Cara, I think you linked to the national or 20 city C-S index, but MRC had the local/regional change in mind. I couldn't find the local/regional C-S index to see how rapidly the DC prices were dropping. But even a further breakdown would be helpful (by neighborhood, or at least by county).

Alex said...

Ace:

Pl. read my Reply (4/14/09 4:49 PM) to MJC. I have the Wash-DC Metro Area plot of the Case-Shiller Home Price Index from 1988 to 2009. My reply was based on that plot. I will post that graphical plot by tomorrow.

CRT said...

"Cara said...

Prices were only barely moving/mostly flat until when? mid 2007? It depends a bit on which counties/zip codes you want to compare. The declines, once they got going have been almost as spectacular as the increases."

Yep - Heres a good example of the extreme (2nd graph from top).

http://www.recharts.com/mris/mris_11.html

Basically, prices did nothing from June 05 to June 07. Then, from June 07 to say Oct 08, prices went on a scorching downward trip - erasing 4 years of gains (2001-2005) in a mere 16 months.

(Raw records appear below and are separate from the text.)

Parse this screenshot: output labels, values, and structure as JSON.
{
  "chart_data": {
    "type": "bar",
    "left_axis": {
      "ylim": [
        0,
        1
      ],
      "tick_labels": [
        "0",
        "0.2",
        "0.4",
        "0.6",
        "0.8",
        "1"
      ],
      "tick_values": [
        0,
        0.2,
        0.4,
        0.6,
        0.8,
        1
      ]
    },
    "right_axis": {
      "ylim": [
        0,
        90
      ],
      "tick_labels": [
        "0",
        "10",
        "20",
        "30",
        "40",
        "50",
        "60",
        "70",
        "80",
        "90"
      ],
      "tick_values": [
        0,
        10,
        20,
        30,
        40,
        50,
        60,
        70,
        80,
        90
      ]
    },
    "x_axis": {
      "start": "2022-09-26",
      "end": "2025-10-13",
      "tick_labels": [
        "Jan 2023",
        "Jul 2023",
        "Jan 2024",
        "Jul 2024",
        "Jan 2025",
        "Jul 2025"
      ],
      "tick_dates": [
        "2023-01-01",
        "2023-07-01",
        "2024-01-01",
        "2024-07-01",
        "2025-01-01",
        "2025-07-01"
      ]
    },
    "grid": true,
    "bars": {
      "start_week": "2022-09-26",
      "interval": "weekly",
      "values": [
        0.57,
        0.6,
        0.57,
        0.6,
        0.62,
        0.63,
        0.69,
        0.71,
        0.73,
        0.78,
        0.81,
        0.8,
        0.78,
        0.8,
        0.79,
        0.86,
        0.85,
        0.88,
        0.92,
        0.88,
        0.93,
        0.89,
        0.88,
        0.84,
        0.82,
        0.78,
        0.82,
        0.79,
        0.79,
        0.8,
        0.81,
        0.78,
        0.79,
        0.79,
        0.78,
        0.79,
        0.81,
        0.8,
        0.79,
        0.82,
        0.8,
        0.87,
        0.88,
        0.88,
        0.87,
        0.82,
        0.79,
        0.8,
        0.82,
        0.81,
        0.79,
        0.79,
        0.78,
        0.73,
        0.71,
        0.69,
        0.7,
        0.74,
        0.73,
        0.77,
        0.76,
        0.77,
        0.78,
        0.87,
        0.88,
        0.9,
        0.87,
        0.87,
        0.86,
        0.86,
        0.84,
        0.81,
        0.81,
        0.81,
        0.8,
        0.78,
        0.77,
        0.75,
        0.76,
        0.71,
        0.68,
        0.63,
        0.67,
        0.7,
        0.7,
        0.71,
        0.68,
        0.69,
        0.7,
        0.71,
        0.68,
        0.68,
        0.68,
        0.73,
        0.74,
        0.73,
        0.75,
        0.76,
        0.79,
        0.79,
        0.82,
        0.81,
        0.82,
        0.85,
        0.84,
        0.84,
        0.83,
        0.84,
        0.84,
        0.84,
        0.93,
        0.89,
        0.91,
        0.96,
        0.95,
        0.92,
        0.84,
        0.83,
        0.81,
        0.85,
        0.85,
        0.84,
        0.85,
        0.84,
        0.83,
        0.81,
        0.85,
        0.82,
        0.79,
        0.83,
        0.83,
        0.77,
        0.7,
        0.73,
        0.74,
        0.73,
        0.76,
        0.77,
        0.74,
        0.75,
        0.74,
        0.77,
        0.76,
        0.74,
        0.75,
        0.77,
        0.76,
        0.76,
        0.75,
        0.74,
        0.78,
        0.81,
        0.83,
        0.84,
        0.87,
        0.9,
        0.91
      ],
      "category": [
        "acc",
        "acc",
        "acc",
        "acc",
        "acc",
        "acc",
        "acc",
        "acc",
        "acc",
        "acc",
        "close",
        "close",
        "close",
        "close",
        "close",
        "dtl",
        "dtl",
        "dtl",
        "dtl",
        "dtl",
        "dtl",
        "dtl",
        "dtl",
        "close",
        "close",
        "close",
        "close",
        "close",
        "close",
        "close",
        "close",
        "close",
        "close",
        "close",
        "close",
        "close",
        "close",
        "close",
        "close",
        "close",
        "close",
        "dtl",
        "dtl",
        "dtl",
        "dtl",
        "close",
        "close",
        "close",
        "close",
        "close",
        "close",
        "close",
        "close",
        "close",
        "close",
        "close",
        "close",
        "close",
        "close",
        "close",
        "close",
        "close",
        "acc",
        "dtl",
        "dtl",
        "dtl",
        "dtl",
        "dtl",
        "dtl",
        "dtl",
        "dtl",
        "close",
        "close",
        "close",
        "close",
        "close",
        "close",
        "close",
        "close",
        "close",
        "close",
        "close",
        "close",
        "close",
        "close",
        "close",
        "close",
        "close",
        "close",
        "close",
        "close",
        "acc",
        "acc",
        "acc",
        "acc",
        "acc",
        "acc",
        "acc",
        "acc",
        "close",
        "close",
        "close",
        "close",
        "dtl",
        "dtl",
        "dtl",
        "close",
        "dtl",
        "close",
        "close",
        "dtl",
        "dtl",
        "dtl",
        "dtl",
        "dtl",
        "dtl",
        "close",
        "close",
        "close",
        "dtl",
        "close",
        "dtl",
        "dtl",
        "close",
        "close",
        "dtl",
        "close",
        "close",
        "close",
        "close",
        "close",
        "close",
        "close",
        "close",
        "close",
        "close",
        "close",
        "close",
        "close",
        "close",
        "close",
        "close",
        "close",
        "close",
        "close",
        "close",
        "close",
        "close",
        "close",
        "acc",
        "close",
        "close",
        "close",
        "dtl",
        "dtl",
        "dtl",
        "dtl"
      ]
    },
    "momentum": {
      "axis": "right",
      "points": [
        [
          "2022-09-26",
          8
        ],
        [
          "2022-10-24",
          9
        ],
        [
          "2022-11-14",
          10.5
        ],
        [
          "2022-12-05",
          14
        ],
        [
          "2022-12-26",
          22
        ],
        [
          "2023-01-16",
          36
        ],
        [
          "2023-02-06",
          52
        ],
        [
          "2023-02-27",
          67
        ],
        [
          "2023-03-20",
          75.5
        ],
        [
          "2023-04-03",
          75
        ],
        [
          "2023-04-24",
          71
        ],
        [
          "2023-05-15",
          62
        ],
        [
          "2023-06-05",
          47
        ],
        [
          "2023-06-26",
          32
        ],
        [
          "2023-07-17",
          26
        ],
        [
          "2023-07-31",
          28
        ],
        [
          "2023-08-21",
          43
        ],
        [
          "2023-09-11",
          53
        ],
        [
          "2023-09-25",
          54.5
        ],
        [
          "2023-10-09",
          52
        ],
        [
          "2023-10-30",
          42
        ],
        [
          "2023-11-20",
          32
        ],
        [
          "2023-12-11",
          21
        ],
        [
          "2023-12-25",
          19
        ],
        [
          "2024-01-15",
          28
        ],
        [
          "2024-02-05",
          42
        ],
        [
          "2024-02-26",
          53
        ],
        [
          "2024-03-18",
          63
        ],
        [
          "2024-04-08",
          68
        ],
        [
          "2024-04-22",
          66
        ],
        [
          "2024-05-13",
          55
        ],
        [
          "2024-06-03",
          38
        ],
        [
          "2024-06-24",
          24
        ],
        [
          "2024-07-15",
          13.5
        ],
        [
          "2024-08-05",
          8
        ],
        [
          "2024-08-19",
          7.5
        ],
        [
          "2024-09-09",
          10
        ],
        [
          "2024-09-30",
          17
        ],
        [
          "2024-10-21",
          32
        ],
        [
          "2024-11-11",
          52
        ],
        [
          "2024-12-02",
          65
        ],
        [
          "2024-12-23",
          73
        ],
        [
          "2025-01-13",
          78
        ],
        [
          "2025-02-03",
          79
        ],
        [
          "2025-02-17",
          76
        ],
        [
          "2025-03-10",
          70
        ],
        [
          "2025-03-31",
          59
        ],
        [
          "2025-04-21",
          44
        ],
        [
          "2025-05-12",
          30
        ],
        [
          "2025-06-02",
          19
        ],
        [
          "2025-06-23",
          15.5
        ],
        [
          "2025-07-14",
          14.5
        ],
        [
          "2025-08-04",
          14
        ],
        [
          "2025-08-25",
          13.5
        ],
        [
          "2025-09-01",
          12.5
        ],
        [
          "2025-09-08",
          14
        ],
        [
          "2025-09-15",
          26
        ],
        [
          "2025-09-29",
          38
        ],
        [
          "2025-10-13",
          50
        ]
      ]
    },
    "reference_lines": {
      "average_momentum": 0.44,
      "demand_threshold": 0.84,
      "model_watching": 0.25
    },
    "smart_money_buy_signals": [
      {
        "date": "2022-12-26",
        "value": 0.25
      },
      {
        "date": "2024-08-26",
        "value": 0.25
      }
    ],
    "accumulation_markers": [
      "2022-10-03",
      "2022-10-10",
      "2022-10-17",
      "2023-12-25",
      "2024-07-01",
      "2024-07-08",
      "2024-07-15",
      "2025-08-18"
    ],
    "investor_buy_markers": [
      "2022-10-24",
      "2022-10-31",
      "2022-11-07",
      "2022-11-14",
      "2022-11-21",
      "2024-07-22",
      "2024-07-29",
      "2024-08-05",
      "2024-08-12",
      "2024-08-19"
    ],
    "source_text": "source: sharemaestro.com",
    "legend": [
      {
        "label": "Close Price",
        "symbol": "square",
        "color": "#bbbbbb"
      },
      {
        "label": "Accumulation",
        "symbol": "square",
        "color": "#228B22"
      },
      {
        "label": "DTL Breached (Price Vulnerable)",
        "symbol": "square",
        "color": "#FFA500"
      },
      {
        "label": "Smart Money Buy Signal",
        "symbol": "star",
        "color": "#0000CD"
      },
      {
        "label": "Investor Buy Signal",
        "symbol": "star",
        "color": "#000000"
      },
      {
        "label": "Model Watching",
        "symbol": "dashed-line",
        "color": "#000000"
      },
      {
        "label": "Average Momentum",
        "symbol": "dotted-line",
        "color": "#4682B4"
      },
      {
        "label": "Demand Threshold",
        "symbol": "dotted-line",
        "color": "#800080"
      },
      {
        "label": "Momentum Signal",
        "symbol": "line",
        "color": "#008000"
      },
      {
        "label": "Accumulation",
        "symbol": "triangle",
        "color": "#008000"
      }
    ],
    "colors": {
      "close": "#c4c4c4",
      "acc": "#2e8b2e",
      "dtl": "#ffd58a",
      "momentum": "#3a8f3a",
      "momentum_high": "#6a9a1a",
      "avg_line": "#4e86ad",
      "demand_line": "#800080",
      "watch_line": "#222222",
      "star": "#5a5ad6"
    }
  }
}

Not that this is representative of the area, but as Cara said, it depends on counties/zips.

Cara said...

Ace, MJC, CRT

yes, I did just post the national one, but CRT's was a local example. Part of my point was that the "common wisdom" that prices will be sticky on the way down because of market psychology has clearly broken down in many places in this deflation. It only really makes sense if the owners are owner-occupants with long time horizons and high equity stakes, providing the needed hysteresis.

Given enough buyers on the way up who were treating Real Estate like the stock market, then the bubble can crash just as swiftly as a stock crash.

Ace said...

Alex, great, thanks!

anielarke said...

Is Tabitha the one who bought a for sale by owner in Prince William County and used a mortgage broker instead of a direct lender and a title company instead of a lawyer?

zerodown said...

$8,000 tax credit may be extendedA Colorado congressman says an $8,000 tax credit for first-time homebuyers approved by Congress in this year's stimulus package is starting to work and may be extended beyond Dec. 1.Democratic Rep. Ed Perlmutter said Tuesday he has been getting calls already from homebuilders seeking an extension to the tax credit, which Congress approved earlier this year to rouse a stalled housing market.